The rumored impending deluge of privacy investigations in the advertising industry may have already begun. Similar to Washington’s wholesale rout of Wall Street’s hedge funds in the early 2000s, the Federal Trade Commission is heading, it seems, towards a fine-toothed comb deconstruction of the advertising industry’s practices, starting with its most unmanageable beast, data.
Coupled with recent settlements by Apple around mobile data in apps, brands and content companies that use applications to connect with consumers may find themselves vulnerable to what appears to be a gathering storm of legislation and FTC-led movements towards multi-platform data standards enforcement.
On Tuesday the Wall Street Journal reported that federal prosecutors are launching a criminal investigation around how popular mobile apps access, maintain and share data. The paper also quoted an unnamed source stating that Apple and Google, which host digital storage and operating systems for some mobile applications, had also been contacted in conjunction with another federal investigation centering on privacy issues.
The investigations are based on the FTC’s interpretation of the amended Computer Fraud and Abuse Act
to include the access to any consumer information without explicit permission, including unique device identifiers.
This interpretation, if successfully employed in court may have a severely restrictive effect on the use of data-driven applications and the operations of third-party data providers, creating potential liability for any company that handles a consumer’s digital identity.
The question remains if the FTC can draw the largest digital entities, and their myriad partners, into a full-scale war on consumer data collection. The seeds have already been planted, and lawyers are now harvesting a few settlements from lawsuits that have pitted individuals using mobile applications against the manufacturers of their devices and their partner developers. An example is Freeman vs. Apple (2010), which brought to light the case logic which could have far reaching effects for any company that does business online or employs social media.

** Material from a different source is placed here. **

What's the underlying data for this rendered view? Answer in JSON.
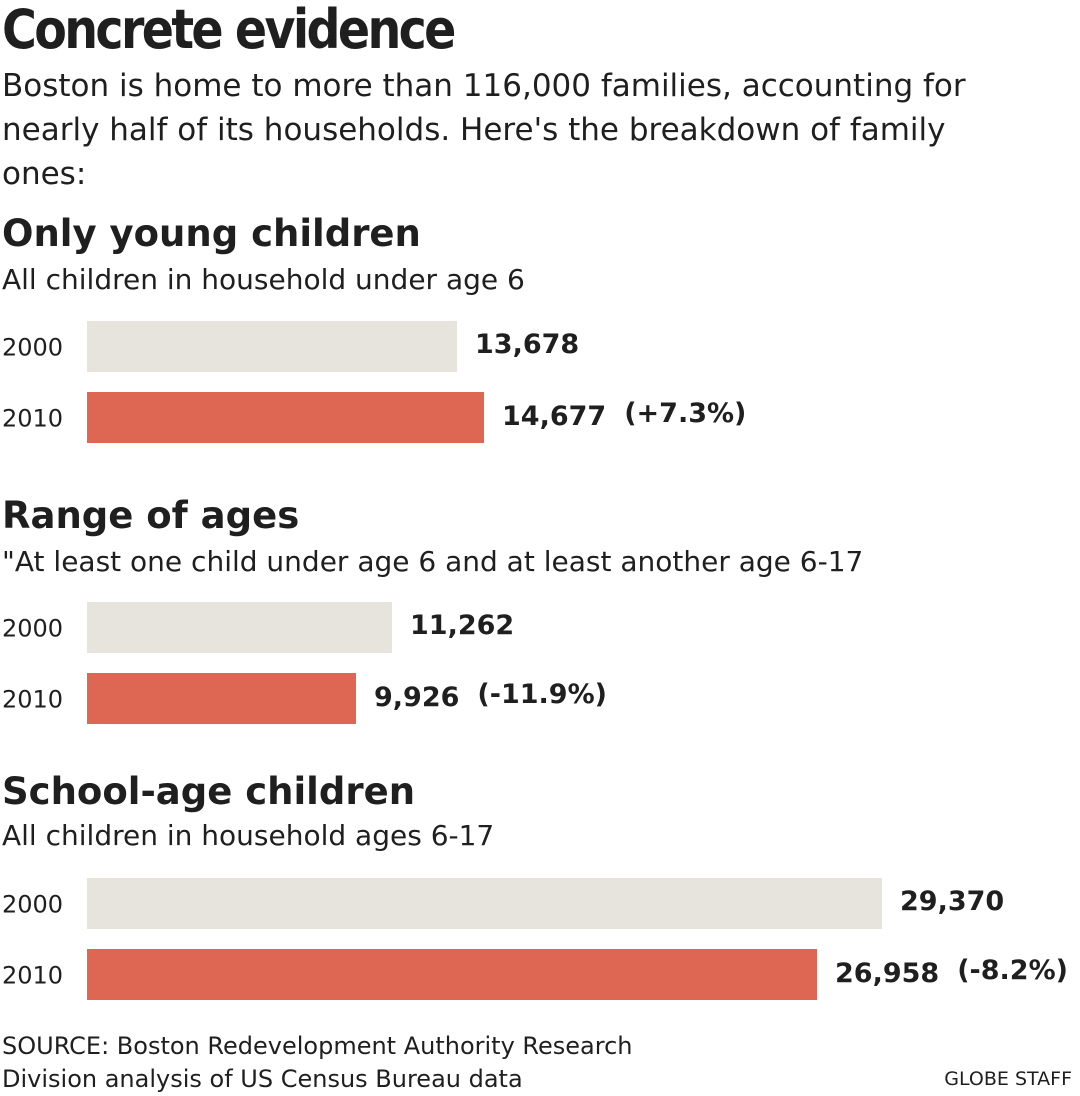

, submitted in what seems to be a test case, is interesting reading. Test cases are launched by lawyers seeking to lay the legal foundation for industry-wide class action lawsuits. The lawsuit’s argument outlines what might be a mirror of the government’s eventual argument against all forms of third-party data collection, encompassing advertising agencies, third-party data collectors, research firms and device manufacturers.
The complaint colorfully describes the advertising industry as an all-seeing, shadow legion of the powerful, seeking to spy on Americans’ “every online move” and to monetize virtually every aspect of private life via the creation of newer and more technically invasive methods of tracking.
Advertisers, according to the complaint, create “supercookies” by integrating the use of UDID’s in location-based applications and non-location based applications. “Traditional efforts to prevent internet tacking, such as deleting cookies, have no effect on apps’ access to an UDID”. The complaint doesn’t insinuate that apps are getting names, phone numbers and addresses and selling them on an open market. The argument attacked the mere ability of the application to access this information and It held the device manufacturer and partner developers responsible.
The complaint goes on to state that the “ultimate goal” of advertising networks using apps is to ascertain the personal identity of particular users in order to tailor advertising to their preferences to and track them on an individual level.
The complaint goes on to list applications which are alleged to have accessed UDID information: “Plaintiffs’ valuable UDID information, demographic information, location information, as well as their application usage habits is a valuable commodity that they could have sold to research firms. Such information was taken without their knowledge or consent. Plaintiff’s should be compensated for this harm.”
The idea that companies might have to pay individuals for UDID, or other perceived privacy infractions based on new interpretations of the law, is a chilling one for those who deal with consumer data in any format. The investigations, coupled with the recently settled lawsuit and current legislation before the Senate may have the following effects:
- Third-party data collection, unless completely transparent to all sides, may be over. No brand will expose itself to such risk to get at a flow of anonymous data for a marketing strategy that may or may not work.
- Companies that supply strictly opt-in consumer data will rise rapidly. While the industry still struggles with the scope of self-regulation, the government, and a pack of hungry lawyers, are marching on. There isn’t a lot of time to debate the after-effects of an opt-out button if not posting one can land you with a lawsuit from a plaintiff named “precious” seeking to hawk her data on the open market.
- Companies that use applications of any kind will have to rewrite their privacy policies. The phrase “informing the consumer” has always been murky. Brands may end up tethered to an elaborate opt-out education program and a bunch of icons far more onerous than the “advertising options” icon proposed by the Digital Advertising Association.
This isn’t really an apocalyptic scenario. Advertisers can take control now by creating effective privacy policies that satisfy, or exceed those recommended by the DAA. The law, and the lawsuits which have been successfully settled for plaintiffs signify how dire things can become for advertisers, agencies and even device manufacturers if privacy issues aren’t dealt with on micro and aggregate levels.